Some Spring in the garden quotes:

Spring makes its own statement, so loud and clear that the gardener seems to be only one of the instruments, not the composer. ~Geoffrey B. Charlesworth

In the spring, at the end of the day, you should smell like dirt. ~Margaret Atwood

And since I have been collecting mulch to do more Ruth Stout-ing in my garden.

I love spring anywhere, but if I could choose I would always greet it in a garden. ~Ruth Stout

And this last one, my sentiments exactly.

I think that no matter how old or infirm I may become, I will always plant a large garden in the spring. Who can resist the feelings of hope and joy that one gets from participating in nature's rebirth? ~Edward Giobbi


Anonymous said...

Hey Heather,

Speaking from a bit of experience here, I grew lots of tomatoes(300 or more!!) from seed when I had my organic market garden, 4 years back. It would not be unusual for me to repot 3 to 4 times before they were planted out. I always had big blocky plants growing in 5 inch pots for the garden.

Just this year, (thanks to you, for inspiring me), I am once again having a garden, (just for us though). I have young seedlings that look like yours and I am planning their first potting up this weekend. Once they outgrow these new pots, I will again pot up. Each time burying the stem more.

Thanks so much for sharing your love of gardening. It is such an inspiration to me and I find I am once again excited about the whole process!!


Heather said...

Hi Sandi
Thanks so much for commenting about the tomatoes. I remember you telling me once (years ago, I think at the BMX track) that you used to have a market garden. I would love that. Now that I've heard it from you too, I will go ahead and do all my tomatoes that way. I was thinking that I might start watering them with some nettle tea sometimes - I've read that this is very good for plant health.

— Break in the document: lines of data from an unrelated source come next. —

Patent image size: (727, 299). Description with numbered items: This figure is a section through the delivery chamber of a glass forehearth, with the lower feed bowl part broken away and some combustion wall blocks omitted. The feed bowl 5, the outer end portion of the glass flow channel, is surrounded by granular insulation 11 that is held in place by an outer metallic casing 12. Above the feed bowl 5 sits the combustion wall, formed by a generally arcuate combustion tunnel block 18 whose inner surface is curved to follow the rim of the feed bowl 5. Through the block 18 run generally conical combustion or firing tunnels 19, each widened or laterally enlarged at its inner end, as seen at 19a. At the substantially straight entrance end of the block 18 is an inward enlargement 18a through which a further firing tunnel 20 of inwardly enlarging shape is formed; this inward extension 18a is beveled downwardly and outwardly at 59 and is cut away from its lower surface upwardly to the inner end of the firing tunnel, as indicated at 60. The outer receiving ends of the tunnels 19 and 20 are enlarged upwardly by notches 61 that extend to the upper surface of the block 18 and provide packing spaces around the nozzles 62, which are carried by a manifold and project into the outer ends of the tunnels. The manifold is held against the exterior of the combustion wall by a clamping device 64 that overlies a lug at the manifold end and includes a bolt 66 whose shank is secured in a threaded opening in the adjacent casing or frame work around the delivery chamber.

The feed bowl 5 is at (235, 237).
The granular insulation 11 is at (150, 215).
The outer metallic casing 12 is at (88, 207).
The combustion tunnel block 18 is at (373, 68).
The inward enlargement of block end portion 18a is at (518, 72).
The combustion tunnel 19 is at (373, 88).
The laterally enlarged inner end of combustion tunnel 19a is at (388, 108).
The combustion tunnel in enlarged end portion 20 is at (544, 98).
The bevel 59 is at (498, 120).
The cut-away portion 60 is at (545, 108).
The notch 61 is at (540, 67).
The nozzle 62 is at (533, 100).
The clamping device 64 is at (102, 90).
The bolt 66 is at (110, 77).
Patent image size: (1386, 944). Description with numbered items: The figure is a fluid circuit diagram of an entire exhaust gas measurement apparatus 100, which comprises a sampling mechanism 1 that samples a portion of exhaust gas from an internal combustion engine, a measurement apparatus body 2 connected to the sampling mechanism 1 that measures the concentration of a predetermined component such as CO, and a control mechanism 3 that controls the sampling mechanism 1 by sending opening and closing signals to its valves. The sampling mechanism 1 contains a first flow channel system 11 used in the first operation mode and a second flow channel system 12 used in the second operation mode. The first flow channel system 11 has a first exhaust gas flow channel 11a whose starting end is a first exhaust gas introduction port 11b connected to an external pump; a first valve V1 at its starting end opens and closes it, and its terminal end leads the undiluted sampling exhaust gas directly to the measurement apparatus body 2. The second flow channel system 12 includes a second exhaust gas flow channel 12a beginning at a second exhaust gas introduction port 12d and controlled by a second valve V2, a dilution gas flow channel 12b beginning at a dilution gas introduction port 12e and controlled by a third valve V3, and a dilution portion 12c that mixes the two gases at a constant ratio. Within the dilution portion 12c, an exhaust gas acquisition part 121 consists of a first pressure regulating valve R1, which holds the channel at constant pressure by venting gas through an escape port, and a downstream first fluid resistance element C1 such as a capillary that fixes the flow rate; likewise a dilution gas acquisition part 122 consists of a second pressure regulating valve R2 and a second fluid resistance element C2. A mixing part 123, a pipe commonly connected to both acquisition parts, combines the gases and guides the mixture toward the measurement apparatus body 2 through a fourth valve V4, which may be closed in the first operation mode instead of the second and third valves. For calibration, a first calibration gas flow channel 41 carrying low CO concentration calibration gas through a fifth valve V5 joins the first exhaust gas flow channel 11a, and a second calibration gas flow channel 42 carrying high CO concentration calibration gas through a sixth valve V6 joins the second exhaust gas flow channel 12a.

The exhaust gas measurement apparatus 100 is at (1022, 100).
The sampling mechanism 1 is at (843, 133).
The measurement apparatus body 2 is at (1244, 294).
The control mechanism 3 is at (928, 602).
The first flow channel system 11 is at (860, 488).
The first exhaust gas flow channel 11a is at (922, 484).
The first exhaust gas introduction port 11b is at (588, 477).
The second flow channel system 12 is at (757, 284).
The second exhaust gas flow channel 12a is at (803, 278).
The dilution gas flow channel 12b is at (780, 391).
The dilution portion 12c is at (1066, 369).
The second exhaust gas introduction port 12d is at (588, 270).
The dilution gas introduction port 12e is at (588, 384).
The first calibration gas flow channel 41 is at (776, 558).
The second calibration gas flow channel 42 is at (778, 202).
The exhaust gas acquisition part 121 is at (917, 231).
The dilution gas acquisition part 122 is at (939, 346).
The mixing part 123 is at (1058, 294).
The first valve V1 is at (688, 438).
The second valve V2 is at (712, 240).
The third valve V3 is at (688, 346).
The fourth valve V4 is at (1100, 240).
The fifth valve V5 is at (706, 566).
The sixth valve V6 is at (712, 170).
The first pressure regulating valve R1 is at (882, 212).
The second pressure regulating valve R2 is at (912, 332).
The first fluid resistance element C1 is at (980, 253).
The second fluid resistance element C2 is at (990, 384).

I'm glad to hear that you will be gardening this year too. It really is exciting, isn't it. I will hope to see you at a knitting night sometime soon so that we can talk garden. :-)

Samantha said...

Help! Where is the tomatoes shoulders?
Mine are smaller then yours but I have hope :-)

Heather said...

Samantha - right up to almost where the leaves are. Imagine the leaves as the head and then go down a bit to where you think shoulders would be. Some of mine are even smaller too, yours will be fine by planting time, I'm sure.

Anonymous said...

I'm going to do this too. Did you buy starter plants, or did you start from seed?